On September 29th speech was successfully transmitted by wire from the headquarters of the company at 15 Dey Street, New York, to the radio station at Arlington, Va., and thence by radio or wireless telephony across the continent to the radio station at Mare Island Navy Yard, Cal.
Setting Poles Across a Shallow Lake in Nevada During the Construction of the Transcontinental Line of the Bell System
On the next morning, at about one o’clock, Washington time, wireless telephone communication was established between Arlington, Va., and Pearl Harbor in the Hawaiian Islands, where the Bell engineer, together with United States naval officers, distinctly heard words spoken into the apparatus at Arlington.
On October 22d, from the Arlington tower in Virginia, speech was transmitted across the Atlantic Ocean to the Eiffel Tower at Paris, where the Bell engineers, in company with French military officers, heard the words spoken at Arlington.
On the same day, when speech was being transmitted by the Bell apparatus at Arlington to the engineers and the French military officers at the Eiffel Tower in Paris, the telephone company’s representative at Pearl Harbor, Hawaii, together with an officer of the United States Navy, heard the words spoken from Arlington to Paris.
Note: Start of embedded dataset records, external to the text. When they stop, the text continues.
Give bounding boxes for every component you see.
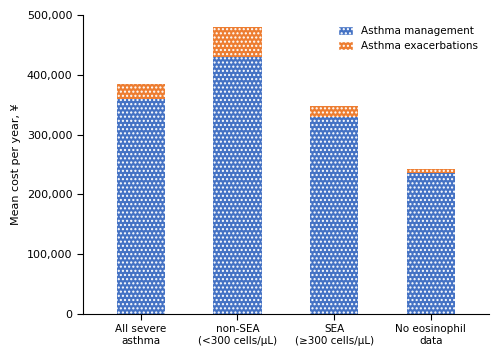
Bar <box>310 117 358 314</box>
Y-axis label: Mean cost per year, ¥: Mean cost per year, ¥ <box>11 104 21 225</box>
Bar <box>116 84 165 99</box>
Bar <box>310 106 358 117</box>
Bar <box>406 174 455 314</box>
Bar <box>214 57 262 314</box>
Bar <box>214 27 262 57</box>
Bar <box>406 169 455 174</box>
Legend: Asthma management, Asthma exacerbations: Asthma management, Asthma exacerbations <box>332 20 484 56</box>
Bar <box>116 99 165 314</box>
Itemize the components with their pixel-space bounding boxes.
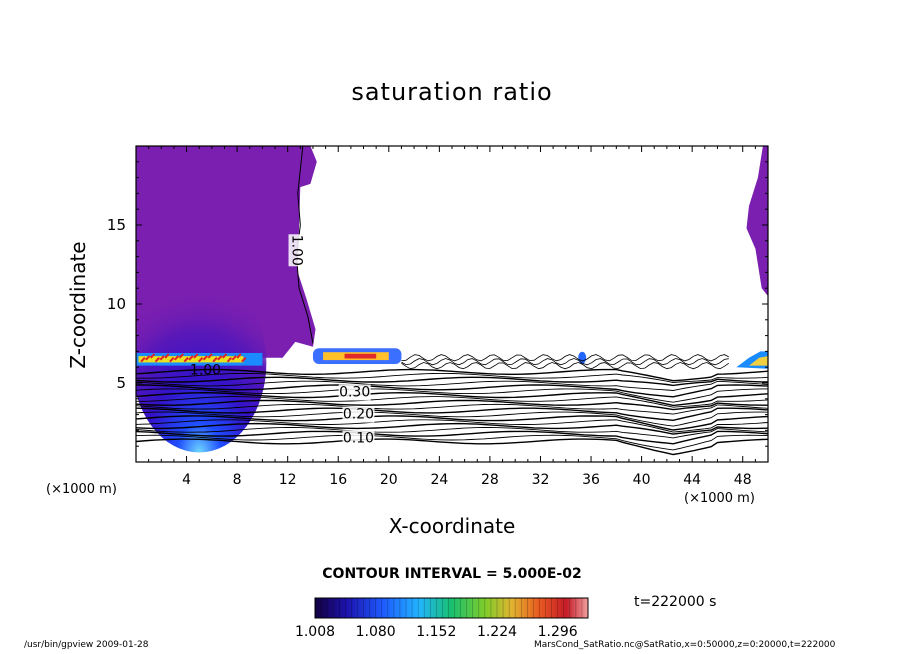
plume-hot-band: [138, 356, 244, 363]
contour-wavy: [401, 354, 729, 362]
plume-red-streak: [197, 357, 204, 363]
contour-line: [136, 407, 768, 422]
contour-line: [136, 415, 768, 431]
x-tick-label: 4: [182, 472, 191, 488]
plume-red-streak: [173, 355, 180, 361]
contour-line: [136, 438, 768, 456]
contour-wavy: [401, 358, 729, 366]
colorbar-tick-label: 1.080: [356, 624, 396, 640]
plume-red-streak: [145, 355, 151, 361]
colorbar-ticks: 1.008 1.080 1.152 1.224 1.296: [295, 624, 578, 640]
colorbar-tick-label: 1.152: [416, 624, 456, 640]
contour-line: [136, 399, 768, 411]
x-tick-label: 28: [481, 472, 499, 488]
footer-source: MarsCond_SatRatio.nc@SatRatio,x=0:50000,…: [534, 640, 836, 650]
y-axis-label: Z-coordinate: [66, 241, 90, 369]
x-tick-label: 40: [633, 472, 651, 488]
time-label: t=222000 s: [634, 594, 717, 610]
x-tick-label: 8: [233, 472, 242, 488]
contour-label: 1.00: [190, 362, 221, 378]
purple-region-right: [746, 146, 768, 297]
plume-red-streak: [226, 357, 233, 363]
x-axis-label: X-coordinate: [388, 514, 516, 538]
y-axis-ticks: 5 10 15: [107, 161, 768, 447]
plume-red-streak: [178, 353, 184, 359]
mid-blob-peak: [344, 353, 377, 359]
plume-red-streak: [169, 357, 175, 363]
contour-line: [136, 368, 768, 382]
x-tick-label: 16: [329, 472, 347, 488]
plume-red-streak: [183, 357, 189, 363]
x-tick-label: 48: [734, 472, 752, 488]
plume-red-streak: [212, 357, 218, 363]
small-blob: [578, 351, 587, 364]
plume-red-streak: [193, 353, 199, 359]
y-tick-label: 5: [116, 374, 126, 392]
plume-red-streak: [221, 353, 228, 359]
colorbar-stripes: [320, 598, 583, 618]
plume-red-streak: [188, 355, 194, 361]
contour-line: [136, 434, 768, 451]
contour-line: [136, 376, 768, 387]
plume-red-streak: [149, 353, 156, 359]
contour-label-bg: [288, 234, 305, 267]
x-unit-label-right: (×1000 m): [684, 491, 755, 506]
plume-red-streak: [217, 355, 223, 361]
contour-line: [136, 388, 768, 403]
plume-red-streak: [231, 355, 237, 361]
plume-red-streak: [207, 353, 213, 359]
footer-command: /usr/bin/gpview 2009-01-28: [24, 640, 149, 650]
contour-line: [136, 391, 768, 407]
contour-lines: [136, 146, 768, 456]
colorbar-tick-label: 1.224: [477, 624, 517, 640]
contour-line: [136, 403, 768, 415]
plume-red-streak: [140, 357, 146, 363]
y-tick-label: 15: [107, 216, 126, 234]
contour-line: [136, 419, 768, 433]
x-axis-ticks: 4 8 12 16 20 24 28 32 36 40 44 48: [148, 146, 756, 488]
colorbar-tick-label: 1.008: [295, 624, 335, 640]
contour-labels: 1.00 1.00 0.30 0.20 0.10: [190, 234, 375, 447]
x-tick-label: 12: [279, 472, 297, 488]
contour-label: 0.20: [343, 407, 374, 423]
contour-label-bg: [342, 430, 375, 447]
x-tick-label: 32: [532, 472, 550, 488]
contour-label: 0.30: [339, 384, 370, 400]
contour-label: 0.10: [343, 430, 374, 446]
x-tick-label: 44: [683, 472, 701, 488]
contour-line: [136, 422, 768, 435]
contour-line: [136, 396, 768, 408]
plume-red-streak: [236, 353, 242, 359]
contour-line: [136, 384, 768, 398]
x-tick-label: 20: [380, 472, 398, 488]
contour-line: [136, 430, 768, 445]
x-unit-label-left: (×1000 m): [46, 482, 117, 497]
contour-label: 1.00: [289, 235, 305, 266]
y-tick-label: 10: [107, 295, 126, 313]
contour-line: [136, 380, 768, 391]
contour-line: [136, 427, 768, 439]
contour-line: [136, 372, 768, 383]
contour-label-bg: [342, 406, 375, 423]
contour-interval-label: CONTOUR INTERVAL = 5.000E-02: [322, 566, 582, 582]
colorbar: [314, 597, 589, 619]
plume-red-streak: [202, 355, 209, 361]
contour-label-bg: [338, 384, 371, 401]
chart-title: saturation ratio: [351, 78, 553, 106]
x-tick-label: 36: [582, 472, 600, 488]
right-blob-hot: [749, 356, 768, 366]
colorbar-tick-label: 1.296: [538, 624, 578, 640]
contour-wavy: [401, 362, 730, 370]
plume-red-streak: [159, 355, 165, 361]
contour-line: [136, 411, 768, 427]
plume-red-streak: [154, 357, 160, 363]
plume-red-streak: [164, 353, 170, 359]
x-tick-label: 24: [430, 472, 448, 488]
plume-red-streak: [241, 357, 247, 363]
By Means of the Universal Bell System the Nation May be Promptly Organized for United Action in Any Great National Movement
It is believed that wireless telephony will form a most important adjunct and extension to the existing schemes of communication. By its means communication can be established between points where it is impracticable to extend wires. For many reasons wireless telephony can never take the place of wire systems, but it may be expected to supplement them in a useful manner. Wireless telephone systems are subject to serious interference from numerous conditions, atmospheric and others. For many uses the fact that anyone suitably equipped can listen in on a wireless telephone talk would be a serious limitation to its use.